Ello era particularmente penoso para el doctor Vollmer. El jueves por la mañana Rowcliffe le llamó después de dejarme y por la tarde un médico de la policía fue a visitarle a su despacho para obtener informes facultativos acerca de Wolfe. El viernes por la mañana el propio Ash se dejó ver y veinte minutos de conversación con él exaltaron al máximo el entusiasmo con que Vollmer estaba prestando aquel servicio a Wolfe.
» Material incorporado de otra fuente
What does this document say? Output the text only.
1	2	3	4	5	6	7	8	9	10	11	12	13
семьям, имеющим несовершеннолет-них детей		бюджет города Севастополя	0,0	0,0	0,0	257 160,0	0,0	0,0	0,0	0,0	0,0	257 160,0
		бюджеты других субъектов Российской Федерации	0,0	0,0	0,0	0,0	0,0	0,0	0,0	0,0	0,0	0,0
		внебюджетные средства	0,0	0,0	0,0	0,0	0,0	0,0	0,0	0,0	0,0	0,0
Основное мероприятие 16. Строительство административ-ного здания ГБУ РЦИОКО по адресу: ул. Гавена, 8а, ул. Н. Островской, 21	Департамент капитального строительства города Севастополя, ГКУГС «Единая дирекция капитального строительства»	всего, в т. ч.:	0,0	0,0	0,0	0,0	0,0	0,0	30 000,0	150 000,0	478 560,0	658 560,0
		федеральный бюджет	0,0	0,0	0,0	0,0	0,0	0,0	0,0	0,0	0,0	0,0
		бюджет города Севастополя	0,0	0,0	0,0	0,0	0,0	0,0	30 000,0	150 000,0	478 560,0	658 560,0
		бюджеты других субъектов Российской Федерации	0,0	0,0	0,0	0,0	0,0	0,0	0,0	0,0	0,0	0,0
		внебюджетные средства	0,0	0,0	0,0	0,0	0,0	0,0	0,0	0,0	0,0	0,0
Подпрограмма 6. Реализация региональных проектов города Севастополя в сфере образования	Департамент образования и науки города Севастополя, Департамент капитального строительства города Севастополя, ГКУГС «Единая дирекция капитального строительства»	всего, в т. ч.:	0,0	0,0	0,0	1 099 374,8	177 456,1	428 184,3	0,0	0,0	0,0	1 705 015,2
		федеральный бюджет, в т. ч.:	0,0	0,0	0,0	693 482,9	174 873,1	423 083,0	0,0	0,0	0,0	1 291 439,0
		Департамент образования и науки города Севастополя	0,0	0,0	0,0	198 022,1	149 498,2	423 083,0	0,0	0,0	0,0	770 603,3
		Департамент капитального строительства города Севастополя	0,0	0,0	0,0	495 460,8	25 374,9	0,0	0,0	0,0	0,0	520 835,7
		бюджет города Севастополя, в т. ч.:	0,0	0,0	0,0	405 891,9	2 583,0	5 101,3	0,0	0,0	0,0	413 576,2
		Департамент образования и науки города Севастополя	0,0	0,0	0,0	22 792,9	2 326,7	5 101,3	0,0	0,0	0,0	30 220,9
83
El sábado por la mañana recibimos el golpe que yo había venido temiendo desde que empezó aquel enredo y del que Vollmer igualmente recelaba. Nos llegó por vía telefónica, en forma de llamada de Rowcliffe, a las doce y diez. Estaba solo en la oficina cuando sonó el timbre y cuando terminó la conversación me sentía todavía más solo. Subí las escaleras de dos en dos, abrí la puerta de Wolfe, entré y anuncié:
– Un eminente neurólogo llamado Green, contratado por la policía y provisto de una orden judicial, vendrá a darnos una audición a las seis menos cuarto. ¿Y ahora qué? -le dije a Wolfe-. Si trata usted de hacerle frente habré dimitido a las cinco y dieciséis.
– ¡Vaya! -dijo Wolfe cerrando el libro que leía y dejando un dedo entre las páginas-. Esto es lo que veníamos temiendo. ¿Por qué tendrá que ser hoy? ¿Por qué demonio se ha prestado usted a darles hora?
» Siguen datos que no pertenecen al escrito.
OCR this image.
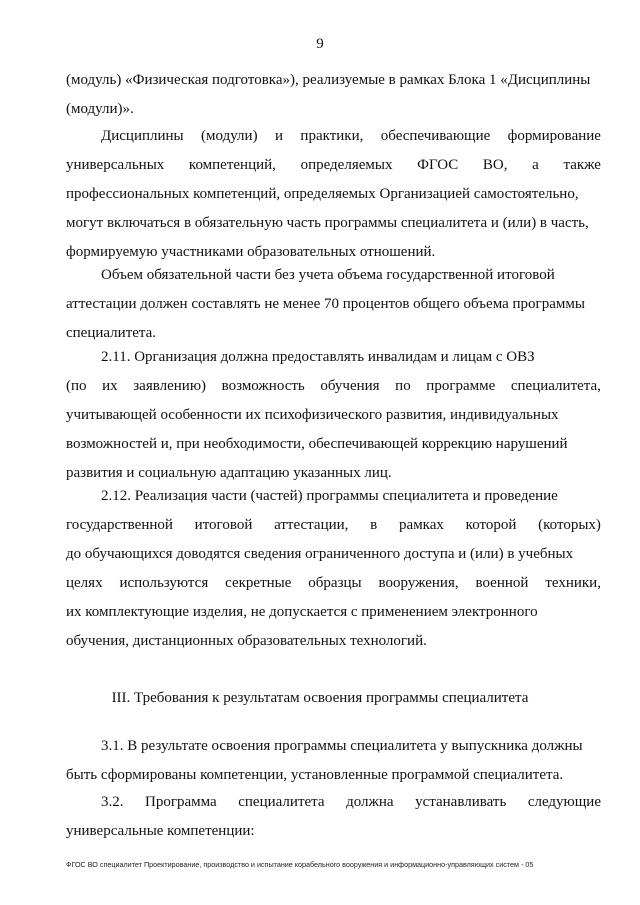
9
(модуль) «Физическая подготовка»), реализуемые в рамках Блока 1 «Дисциплины
(модули)».
Дисциплины (модули) и практики, обеспечивающие формирование
универсальных компетенций, определяемых ФГОС ВО, а также
профессиональных компетенций, определяемых Организацией самостоятельно,
могут включаться в обязательную часть программы специалитета и (или) в часть,
формируемую участниками образовательных отношений.
Объем обязательной части без учета объема государственной итоговой
аттестации должен составлять не менее 70 процентов общего объема программы
специалитета.
2.11. Организация должна предоставлять инвалидам и лицам с ОВЗ
(по их заявлению) возможность обучения по программе специалитета,
учитывающей особенности их психофизического развития, индивидуальных
возможностей и, при необходимости, обеспечивающей коррекцию нарушений
развития и социальную адаптацию указанных лиц.
2.12. Реализация части (частей) программы специалитета и проведение
государственной итоговой аттестации, в рамках которой (которых)
до обучающихся доводятся сведения ограниченного доступа и (или) в учебных
целях используются секретные образцы вооружения, военной техники,
их комплектующие изделия, не допускается с применением электронного
обучения, дистанционных образовательных технологий.
III. Требования к результатам освоения программы специалитета
3.1. В результате освоения программы специалитета у выпускника должны
быть сформированы компетенции, установленные программой специалитета.
3.2. Программа специалитета должна устанавливать следующие
универсальные компетенции:
ФГОС ВО специалитет Проектирование, производство и испытание корабельного вооружения и информационно-управляющих систем - 05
– PorQue no tenía otro remedio. ¿Se figura usted que yo soy Josué? Querían venir ahora mismo e hice todo lo posible para evitarlo. Les dije que tema que estar presente el médico de usted y que no podía hacerlo hasta después de cenar, a las nueve de la noche. Dijeron que tenía que ser antes de las seis, sin discusión alguna. Les gané cinco horas y bien me costó.
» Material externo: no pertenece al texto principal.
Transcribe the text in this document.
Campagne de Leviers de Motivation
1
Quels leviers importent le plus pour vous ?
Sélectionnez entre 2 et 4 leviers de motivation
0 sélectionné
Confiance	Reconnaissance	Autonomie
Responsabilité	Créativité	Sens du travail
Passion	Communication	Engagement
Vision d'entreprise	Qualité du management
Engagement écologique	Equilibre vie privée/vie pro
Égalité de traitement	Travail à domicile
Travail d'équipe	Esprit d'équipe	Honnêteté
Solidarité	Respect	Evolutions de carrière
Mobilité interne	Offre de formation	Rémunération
– No me grite -dijo Wolfe volviendo a reclinar la cabeza en la almohada-. Vuelva al piso de abajo. Tengo que pensar.
– ¿Es que no había usted previsto esta situación? Desde el jueves por la mañana le vengo avisando de que ocurriría en cualquier instante.
– Archie, váyase. ¿Cómo puedo reflexionar si está usted aquí desgañitándose?
– Conforme. Estaré en el despacho. Llámeme cuando haya usted llegado a alguna conclusión.
Salí, cerré la puerta y bajé. En el despacho sonaba el timbre del teléfono. Era Winterhoff que preguntaba por la salud de mi jefe.